The UK’s Environment Agency said on Sunday that plans were being laid to bring back within weeks the 89 containers of trash that had allegedly been illegally exported.
It also said it had launched an investigation into the case to determine if an offense has been committed.
The waste included used baby diapers, syringes, condoms, batteries, food remains, used packages of cleaning products and cloth, showed Brazilian news reports and images taken during an inspection by Brazil’s state environmental agency, IBAMA.
However, the containers, which had been unloaded in three southern ports in Brazil, had been marked as containing only plastic for recycling.
“I’m surprised to learn that trash was improperly imported, with a false characterization, from Britain into Brazil,” IBAMA chief Roberto Messias Franco said in a statement on Friday. “Brazil is not the world’s dump.”
Several British companies were said to have been involved.
Two of them were named by British and Brazilian authorities as Worldwide Biorecyclables and UK Multiplas Recycling, both based in the British town of Swindon.

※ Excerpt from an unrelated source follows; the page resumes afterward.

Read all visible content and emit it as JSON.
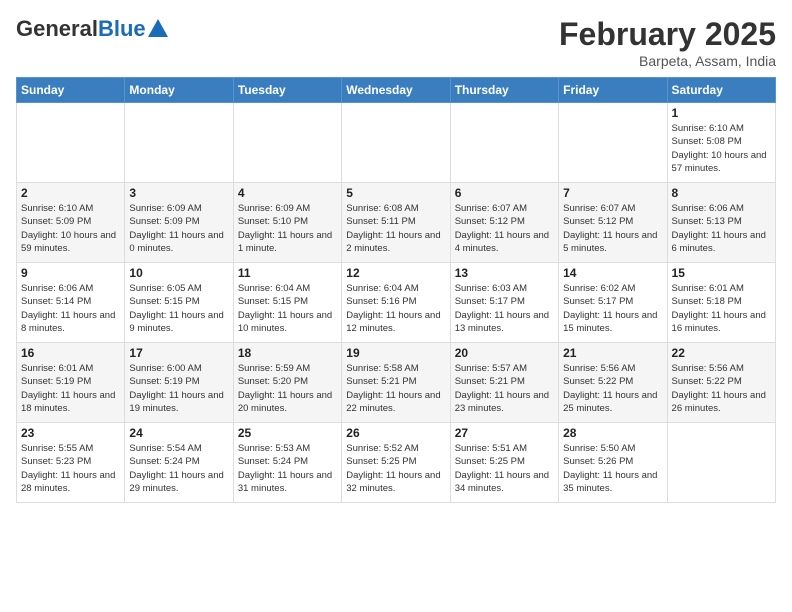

The owner of those two firms, Julio Cesar Rando da Costa, a Brazilian with a Portuguese passport living in Swindon, told BBC Brazil on Friday that the blame lay with his British supplier, not with his companies.
“I have a contract with a British waste supplier in which it’s written that it’s only plastic that they should pass on,” he said. “It’s people at home who throw away stuff in the recycling bins here in Britain. Somebody might throw away something that their workers [at the supplier’s] didn’t see.”
Costa also confirmed that his Brazilian workers in Swindon wrote a note found on used toys in one of the containers that read: “Wash before giving to poor Brazilian children.”
BBC Brazil said Worldwide Biorecyclables had gone bust and Costa had subsequently created UK Multiplas Recycling at the same location.